With new smelting capacity investment, Zimplats will soon stop shipping platinum concentrates to SA

Zimplats' Selous Metallurgical Complex: is Zimbabwe getting a fair share from royalties? (pic: Scotty Photography)

In under two years’ time, Zimplats will hit a key milestone on the long path to local beneficiation; it will no longer have to send platinum concentrates to South Africa for smelting.

The company has laid out a US$1.8 billion expansion plan, part of which involves expanding processing capacity in Zimbabwe. Smelting more platinum locally is a step towards staving off a government tax on the export of unprocessed platinum.

The company is investing US$521 million to expand smelter capacity, which will be fed by new mines and redevelopment. The first platinum matte is scheduled from January 2024 while the acid plant commissioning is expected in August 2024, according to Nico Muller, CEO of Zimplats’ holding company Implats.

A new concentrator – which turns ore into the raw materials for platinum extraction – will be completed this year. Zimplats currently has two concentrators at Ngezi and Selous.

“Construction of a third concentrator is well advanced, and we are very confident of commissioning that concentrator before September this year, and the commissioning of all the infrastructure for increasing production is similarly – it happens over a longer time period – on track and on schedule,” Muller told an investor call on Tuesday.  

While Zimplats exports platinum mattes, Mimosa, in which Implats has a 50-50 share with Sibanye Stillwater, ships its concentrates to South Africa for smelting. The new capacity being built now will see all smelting – from Zimplats, Mimosa and possibly other producers – being done locally.

“What that will do is give us an opportunity to smelt Zimplats as well as Mimosa concentrate in Zimbabwe, and therefore qualify us for a dispensation against the export levies for unbeneficiated concentrate,” Muller said.

“We will be independent in Zimbabwe from the South African operations. It does then, obviously, with the removal of the Mimosa concentrates from our Rustenberg furnaces, create headroom in Rusternberg.”

According to Gerhard Potgieter, Implats Chief Operating Officer, Zimbabwe is a key asset for Implats and expanding smelting capacity makes sense.

He said: “One of the reasons why we have agreed to increase that capacity in Zimbabwe is that Zimbabwe is our playground, we know how to mine there, we know how to make money there. So, it just makes sense for us to also beneficiate there.”

Amplat’s Unki launched a US$60 million smelter in 2019 and has invested a further US$40 million to expand capacity there, which will increase output by 30%.

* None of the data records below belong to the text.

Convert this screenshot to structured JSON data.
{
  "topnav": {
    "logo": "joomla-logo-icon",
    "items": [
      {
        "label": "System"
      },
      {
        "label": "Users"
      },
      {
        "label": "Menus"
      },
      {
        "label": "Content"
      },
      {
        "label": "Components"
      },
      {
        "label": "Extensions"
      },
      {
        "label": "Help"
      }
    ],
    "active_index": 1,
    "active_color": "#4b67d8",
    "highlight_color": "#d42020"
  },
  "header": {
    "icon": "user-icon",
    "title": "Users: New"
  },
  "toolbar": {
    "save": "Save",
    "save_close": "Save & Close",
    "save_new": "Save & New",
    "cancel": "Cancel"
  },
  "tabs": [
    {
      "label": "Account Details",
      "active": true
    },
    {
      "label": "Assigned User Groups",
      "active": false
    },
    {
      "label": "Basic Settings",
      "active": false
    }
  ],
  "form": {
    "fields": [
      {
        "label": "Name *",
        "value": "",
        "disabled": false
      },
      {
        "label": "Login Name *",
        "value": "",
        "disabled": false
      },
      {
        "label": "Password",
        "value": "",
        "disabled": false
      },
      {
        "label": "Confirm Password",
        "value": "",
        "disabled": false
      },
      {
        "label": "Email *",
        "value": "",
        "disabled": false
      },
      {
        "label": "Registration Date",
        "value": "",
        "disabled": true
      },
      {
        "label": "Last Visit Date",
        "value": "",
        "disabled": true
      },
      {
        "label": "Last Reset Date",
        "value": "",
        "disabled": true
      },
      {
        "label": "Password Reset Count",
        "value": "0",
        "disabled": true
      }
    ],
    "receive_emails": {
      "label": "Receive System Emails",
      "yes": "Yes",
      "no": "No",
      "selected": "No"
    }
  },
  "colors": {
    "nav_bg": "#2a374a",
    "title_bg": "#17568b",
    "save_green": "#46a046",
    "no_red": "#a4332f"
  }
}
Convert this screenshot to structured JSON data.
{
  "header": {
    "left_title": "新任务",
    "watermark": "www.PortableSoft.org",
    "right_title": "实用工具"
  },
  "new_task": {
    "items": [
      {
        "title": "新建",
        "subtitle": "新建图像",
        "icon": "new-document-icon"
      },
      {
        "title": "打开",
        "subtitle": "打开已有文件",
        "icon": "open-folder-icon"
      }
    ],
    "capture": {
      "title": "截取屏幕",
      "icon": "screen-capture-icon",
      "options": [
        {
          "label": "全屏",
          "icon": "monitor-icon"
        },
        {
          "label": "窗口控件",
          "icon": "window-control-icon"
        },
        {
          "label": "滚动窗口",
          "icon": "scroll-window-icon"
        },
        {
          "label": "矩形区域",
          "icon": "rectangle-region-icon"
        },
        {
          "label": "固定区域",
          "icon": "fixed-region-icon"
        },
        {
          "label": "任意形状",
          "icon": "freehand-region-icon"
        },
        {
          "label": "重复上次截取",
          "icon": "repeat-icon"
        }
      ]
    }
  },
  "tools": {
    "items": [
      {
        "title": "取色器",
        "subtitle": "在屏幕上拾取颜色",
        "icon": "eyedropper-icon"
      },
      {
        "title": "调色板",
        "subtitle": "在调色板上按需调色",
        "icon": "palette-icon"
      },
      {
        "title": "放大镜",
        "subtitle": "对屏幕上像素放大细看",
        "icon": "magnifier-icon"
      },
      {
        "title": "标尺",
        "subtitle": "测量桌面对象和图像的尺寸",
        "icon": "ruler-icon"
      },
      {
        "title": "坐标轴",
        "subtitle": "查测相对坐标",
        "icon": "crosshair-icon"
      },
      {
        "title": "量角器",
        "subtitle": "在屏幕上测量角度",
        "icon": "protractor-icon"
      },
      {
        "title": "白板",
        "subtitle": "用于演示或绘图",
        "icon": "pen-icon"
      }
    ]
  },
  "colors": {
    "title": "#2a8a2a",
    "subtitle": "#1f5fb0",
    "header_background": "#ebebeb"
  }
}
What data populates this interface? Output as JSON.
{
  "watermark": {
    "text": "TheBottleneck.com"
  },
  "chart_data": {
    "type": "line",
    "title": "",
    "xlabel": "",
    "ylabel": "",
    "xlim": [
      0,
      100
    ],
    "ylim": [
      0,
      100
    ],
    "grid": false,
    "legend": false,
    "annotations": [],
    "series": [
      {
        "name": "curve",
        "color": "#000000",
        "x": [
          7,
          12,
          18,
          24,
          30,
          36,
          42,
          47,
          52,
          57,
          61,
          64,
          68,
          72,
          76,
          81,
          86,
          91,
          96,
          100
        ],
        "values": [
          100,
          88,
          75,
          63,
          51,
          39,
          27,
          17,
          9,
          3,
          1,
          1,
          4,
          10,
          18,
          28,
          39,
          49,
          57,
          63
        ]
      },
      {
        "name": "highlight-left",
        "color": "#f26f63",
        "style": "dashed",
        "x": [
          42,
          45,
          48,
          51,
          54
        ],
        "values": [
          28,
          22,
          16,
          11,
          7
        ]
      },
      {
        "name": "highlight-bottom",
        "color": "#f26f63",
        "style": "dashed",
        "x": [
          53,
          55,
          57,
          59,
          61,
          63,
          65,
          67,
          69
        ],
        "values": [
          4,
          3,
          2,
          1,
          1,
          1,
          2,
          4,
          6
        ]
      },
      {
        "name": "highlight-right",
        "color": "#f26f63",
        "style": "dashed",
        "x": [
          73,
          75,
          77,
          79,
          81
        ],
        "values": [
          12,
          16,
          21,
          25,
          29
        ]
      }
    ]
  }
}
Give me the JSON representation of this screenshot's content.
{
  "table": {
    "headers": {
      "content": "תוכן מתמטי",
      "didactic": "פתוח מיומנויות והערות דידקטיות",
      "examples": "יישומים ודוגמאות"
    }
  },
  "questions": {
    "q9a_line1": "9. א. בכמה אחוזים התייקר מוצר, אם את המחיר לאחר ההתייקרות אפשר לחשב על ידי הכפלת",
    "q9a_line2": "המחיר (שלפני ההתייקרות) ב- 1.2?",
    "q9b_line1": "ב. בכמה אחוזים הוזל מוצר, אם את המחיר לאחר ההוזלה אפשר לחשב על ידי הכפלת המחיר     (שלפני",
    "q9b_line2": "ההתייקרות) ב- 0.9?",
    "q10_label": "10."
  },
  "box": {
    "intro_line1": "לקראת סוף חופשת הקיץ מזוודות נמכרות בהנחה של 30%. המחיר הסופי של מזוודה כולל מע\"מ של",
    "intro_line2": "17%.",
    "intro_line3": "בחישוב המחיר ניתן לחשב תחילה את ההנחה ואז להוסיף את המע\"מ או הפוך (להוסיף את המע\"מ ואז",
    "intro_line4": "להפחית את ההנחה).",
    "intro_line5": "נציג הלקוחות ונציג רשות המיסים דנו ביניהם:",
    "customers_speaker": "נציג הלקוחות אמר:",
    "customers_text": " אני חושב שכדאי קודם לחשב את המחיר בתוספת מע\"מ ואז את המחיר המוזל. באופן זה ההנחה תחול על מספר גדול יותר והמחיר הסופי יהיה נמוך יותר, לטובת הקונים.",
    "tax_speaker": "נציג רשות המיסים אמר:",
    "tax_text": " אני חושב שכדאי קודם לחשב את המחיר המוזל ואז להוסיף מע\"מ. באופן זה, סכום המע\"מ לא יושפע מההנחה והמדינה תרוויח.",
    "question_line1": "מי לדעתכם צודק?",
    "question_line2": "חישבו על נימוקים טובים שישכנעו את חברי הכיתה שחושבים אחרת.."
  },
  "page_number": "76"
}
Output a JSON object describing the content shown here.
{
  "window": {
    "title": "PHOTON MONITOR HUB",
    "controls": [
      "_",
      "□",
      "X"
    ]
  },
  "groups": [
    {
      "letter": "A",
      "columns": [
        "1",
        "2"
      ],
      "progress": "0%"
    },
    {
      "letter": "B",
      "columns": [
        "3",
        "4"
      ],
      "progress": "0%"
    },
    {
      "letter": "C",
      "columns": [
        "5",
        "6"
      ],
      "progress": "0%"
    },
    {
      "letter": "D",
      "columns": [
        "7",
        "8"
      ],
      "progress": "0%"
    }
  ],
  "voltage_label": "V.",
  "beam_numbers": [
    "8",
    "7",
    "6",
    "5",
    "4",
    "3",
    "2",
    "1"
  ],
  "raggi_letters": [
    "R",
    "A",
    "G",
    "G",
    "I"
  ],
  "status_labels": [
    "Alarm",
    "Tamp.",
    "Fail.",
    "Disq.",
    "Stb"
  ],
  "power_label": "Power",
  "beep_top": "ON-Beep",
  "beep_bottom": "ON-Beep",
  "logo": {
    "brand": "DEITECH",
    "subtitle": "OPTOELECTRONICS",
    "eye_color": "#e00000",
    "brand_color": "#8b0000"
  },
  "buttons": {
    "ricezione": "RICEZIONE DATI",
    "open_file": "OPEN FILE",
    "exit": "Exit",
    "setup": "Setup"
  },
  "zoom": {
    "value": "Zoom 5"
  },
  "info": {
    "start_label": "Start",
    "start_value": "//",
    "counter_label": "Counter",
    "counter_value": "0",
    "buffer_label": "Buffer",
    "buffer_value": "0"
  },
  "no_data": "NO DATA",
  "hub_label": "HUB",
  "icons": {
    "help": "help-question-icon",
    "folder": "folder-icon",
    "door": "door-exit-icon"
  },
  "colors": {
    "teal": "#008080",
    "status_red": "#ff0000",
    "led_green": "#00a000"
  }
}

The state of processing in Zim’s platinum industry: via Ministry of Mines

Zimplats has set an investment of US$200 million for the base metal refinery at Selous.

Good, but not yet good enough

However, a base metal refinery (BMR), which comes at the end of the production chain, is still what government sees as the ultimate prize in its push for local beneficiation.

Government, in its policy document NDS1, insists that “moving up the value chain will ensure Zimbabwe benefits more from the PGMs through job creation and foreign currency earnings”. It says a penalty tax is necessary “to dissuade exportation of concentrates and matte and ensure adherence to set timelines for the establishment of the BMR”.

Industry players say there is not enough output yet to justify the investment in Zimbabwe.

In a letter to Treasury in January, Alex Mhembere, CEO of Zimplats and head of the platinum producers association, asked government to further postpone the tax on unprocessed platinum. He said a report commissioned by platinum producers has recommended that miners build a combined base metal refinery.

“The BMR project will have capacity to accommodate local PGM base metal refining,” he wrote.

Countries in the region have been involved in similar battles for local beneficiation, and some have had to offer generous tax breaks to make it happen.

In 1997, Mozambique agreed with Mozal Aluminium on the building of a smelter by offering the company a 50-year tax holiday. The concession means the company, 72%-owned by BHP spin-off South32, is paying 1% turnover tax. Mozal also gets power at a discounted rate.

In Namibia, zinc refinery projects in the south of the country rose after they were granted export processing zones status, exempting them from company tax.